Exercise Might Significantly Lower Cancer Risk, Finds New Research

Exercise is great for your mental, physical and physiological health. It makes you feel stronger, gives you a massive boost of feel-good endorphins and keeps your body healthy as you age.

New research has found that exercise could also be helpful in fighting cancer, by changing the inner workings of immune cells. The findings of the study, which looked at how running affects tumours in mice, could help us understand how exercise might also affect the way cancer behaves in people.

In order to explore this, a group of researchers from the Karolinska Institute in Stockholm, Sweden inoculated mice with different types of cancer cells. In the trial, some of the mice were allowed to run while others remained sedentary.

According to The New York Times, researchers found the rodents who were running showed minimal tumour growth.
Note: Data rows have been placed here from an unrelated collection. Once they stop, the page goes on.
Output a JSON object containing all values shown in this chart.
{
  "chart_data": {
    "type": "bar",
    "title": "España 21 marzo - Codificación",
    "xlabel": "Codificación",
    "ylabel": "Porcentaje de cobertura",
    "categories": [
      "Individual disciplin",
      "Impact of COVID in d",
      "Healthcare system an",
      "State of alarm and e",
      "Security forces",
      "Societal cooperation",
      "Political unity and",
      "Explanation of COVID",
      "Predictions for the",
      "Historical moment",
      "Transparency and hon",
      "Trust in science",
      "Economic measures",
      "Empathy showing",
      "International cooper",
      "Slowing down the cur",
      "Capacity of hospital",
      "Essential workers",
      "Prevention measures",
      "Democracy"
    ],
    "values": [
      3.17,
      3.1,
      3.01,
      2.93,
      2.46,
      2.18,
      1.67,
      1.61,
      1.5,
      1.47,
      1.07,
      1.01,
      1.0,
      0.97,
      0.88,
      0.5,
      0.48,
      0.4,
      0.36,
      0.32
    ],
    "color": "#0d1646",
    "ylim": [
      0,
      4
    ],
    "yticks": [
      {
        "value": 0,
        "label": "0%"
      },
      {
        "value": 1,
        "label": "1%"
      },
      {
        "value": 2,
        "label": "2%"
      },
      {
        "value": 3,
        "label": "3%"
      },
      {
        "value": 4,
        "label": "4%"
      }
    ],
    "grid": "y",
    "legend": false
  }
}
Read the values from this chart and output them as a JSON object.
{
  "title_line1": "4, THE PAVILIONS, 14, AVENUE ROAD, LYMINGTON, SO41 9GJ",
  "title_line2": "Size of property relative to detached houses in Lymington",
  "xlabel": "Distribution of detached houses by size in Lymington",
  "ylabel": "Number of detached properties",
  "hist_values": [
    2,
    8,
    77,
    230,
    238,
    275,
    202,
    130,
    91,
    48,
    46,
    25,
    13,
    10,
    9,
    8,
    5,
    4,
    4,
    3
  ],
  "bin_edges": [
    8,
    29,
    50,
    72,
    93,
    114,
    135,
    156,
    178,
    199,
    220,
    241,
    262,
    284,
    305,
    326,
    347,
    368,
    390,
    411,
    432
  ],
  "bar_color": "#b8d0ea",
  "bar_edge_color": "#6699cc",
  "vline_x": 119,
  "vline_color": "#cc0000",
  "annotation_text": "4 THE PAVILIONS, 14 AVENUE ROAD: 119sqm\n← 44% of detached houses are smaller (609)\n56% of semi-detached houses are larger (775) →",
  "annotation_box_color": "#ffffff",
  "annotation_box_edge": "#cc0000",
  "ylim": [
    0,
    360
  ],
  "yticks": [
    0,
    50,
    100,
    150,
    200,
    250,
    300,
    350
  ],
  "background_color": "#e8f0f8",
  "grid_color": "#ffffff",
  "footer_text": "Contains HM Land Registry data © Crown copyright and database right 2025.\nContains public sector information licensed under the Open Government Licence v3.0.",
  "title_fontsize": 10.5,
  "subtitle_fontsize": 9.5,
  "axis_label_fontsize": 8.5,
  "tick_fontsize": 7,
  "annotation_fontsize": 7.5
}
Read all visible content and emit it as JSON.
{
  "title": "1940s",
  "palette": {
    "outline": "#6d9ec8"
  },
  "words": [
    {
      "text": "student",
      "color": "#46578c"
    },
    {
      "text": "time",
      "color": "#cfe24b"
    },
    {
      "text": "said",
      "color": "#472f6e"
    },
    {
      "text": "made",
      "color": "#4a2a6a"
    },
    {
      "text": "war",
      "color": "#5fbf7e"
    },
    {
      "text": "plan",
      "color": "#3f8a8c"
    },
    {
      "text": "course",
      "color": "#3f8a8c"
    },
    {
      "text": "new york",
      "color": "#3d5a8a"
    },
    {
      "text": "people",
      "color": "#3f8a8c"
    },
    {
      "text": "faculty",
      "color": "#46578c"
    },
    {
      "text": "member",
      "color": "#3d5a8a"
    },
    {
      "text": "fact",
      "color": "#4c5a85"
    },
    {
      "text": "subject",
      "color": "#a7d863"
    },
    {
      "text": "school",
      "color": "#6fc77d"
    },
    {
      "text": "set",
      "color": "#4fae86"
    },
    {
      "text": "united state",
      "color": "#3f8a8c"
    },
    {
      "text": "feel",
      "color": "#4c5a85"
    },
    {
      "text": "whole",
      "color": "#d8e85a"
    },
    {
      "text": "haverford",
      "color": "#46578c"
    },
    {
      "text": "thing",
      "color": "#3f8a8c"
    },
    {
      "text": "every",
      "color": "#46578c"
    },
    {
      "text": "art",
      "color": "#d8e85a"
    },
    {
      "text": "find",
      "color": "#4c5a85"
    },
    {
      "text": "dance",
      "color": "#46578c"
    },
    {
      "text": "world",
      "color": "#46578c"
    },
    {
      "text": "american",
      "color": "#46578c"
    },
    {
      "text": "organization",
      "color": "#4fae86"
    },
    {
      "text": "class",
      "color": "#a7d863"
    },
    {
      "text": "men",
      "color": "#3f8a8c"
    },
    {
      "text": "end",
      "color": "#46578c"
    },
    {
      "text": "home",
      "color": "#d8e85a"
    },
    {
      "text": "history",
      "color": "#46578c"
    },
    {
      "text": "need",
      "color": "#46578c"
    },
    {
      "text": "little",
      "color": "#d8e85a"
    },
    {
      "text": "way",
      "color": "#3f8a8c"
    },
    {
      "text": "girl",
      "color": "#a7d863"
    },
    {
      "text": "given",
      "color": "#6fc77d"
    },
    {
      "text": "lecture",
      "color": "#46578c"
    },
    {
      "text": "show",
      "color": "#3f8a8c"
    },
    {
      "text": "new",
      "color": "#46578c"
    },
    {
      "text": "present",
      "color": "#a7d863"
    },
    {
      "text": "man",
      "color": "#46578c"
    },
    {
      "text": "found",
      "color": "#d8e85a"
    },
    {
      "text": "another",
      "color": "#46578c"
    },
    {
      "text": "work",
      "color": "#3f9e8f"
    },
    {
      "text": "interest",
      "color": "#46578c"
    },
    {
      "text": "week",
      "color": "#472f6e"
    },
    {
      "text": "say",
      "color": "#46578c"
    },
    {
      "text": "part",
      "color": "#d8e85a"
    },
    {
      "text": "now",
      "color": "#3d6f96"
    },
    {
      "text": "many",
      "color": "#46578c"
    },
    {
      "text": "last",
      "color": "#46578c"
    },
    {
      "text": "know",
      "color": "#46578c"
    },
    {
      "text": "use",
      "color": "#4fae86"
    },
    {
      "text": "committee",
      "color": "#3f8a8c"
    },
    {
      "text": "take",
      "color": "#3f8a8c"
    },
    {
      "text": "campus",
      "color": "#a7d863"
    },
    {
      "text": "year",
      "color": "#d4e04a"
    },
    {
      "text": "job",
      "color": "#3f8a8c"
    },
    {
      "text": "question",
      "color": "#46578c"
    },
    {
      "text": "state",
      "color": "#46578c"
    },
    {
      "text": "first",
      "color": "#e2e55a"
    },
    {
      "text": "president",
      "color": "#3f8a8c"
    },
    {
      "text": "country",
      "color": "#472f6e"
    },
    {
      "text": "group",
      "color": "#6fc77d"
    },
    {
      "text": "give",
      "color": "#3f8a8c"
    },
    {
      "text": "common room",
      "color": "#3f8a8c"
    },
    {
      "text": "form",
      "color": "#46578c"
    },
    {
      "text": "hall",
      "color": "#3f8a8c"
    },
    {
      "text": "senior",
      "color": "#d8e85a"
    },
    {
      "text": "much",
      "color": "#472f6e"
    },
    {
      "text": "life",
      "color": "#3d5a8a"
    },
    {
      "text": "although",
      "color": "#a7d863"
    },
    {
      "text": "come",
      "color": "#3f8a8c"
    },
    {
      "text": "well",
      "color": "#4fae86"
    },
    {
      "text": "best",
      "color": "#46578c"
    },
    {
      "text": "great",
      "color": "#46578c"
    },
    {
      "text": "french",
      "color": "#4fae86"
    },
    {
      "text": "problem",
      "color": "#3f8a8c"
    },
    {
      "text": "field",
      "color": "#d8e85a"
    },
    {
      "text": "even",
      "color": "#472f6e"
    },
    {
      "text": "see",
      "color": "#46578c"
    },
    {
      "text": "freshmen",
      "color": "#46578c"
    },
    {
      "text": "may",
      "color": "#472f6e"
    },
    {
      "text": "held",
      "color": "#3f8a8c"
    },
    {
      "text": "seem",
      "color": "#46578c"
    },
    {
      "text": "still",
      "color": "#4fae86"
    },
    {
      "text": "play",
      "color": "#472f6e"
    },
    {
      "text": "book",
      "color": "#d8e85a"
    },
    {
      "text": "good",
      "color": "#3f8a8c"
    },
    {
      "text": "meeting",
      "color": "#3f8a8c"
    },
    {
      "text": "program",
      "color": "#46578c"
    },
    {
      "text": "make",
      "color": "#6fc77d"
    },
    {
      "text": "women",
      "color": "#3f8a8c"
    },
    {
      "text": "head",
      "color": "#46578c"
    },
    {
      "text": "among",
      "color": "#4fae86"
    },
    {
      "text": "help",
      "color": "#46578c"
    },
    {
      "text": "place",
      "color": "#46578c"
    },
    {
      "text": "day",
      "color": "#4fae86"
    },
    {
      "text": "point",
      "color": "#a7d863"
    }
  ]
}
What was even more interesting was the fact that most of the active mice had been injected with cancer cells that are vulnerable to a specific type of immune cell which tends to fight certain forms of breast cancer and other tumours.

The researchers speculated that exercise seemed to be having an effect on these immune cells and so, decided to chemically block the action of these T cells in the animals carrying the tumour cells.

After several weeks of running, the mice without the CD8+ T cells showed significant tumour growth, which suggests that these cells are an important part of how exercise can help stave off certain tumours.

The researchers were surprised by the results of their study and told NYT that as far as their research was concerned, exercise changed the cells in a way that had a lasting impact.

“It does seem from our studies that these T cells are potently affected by exercise,” said Randall Johnson, a professor of molecular physiology with dual appointments at the University of Cambridge in England and the Karolinska Institute, who oversaw the study. “The effect of exercise on the T cells is intrinsic to the cells themselves and is persistent,” he says.

As with all research, this study had its shortcomings, including the fact that researchers aren’t able to pinpoint whether all exercise has the same positive effect, or whether certain types are better than others. Dr Johnson said that the researchers will continue to explore these findings further as more research is needed to find a solid, conclusive link that could be replicated in humans.

Despite these imperfections, this research is a good reminder to move your body every day, which will have massive benefits for your health overall. Who can say no to that sweet post-workout high?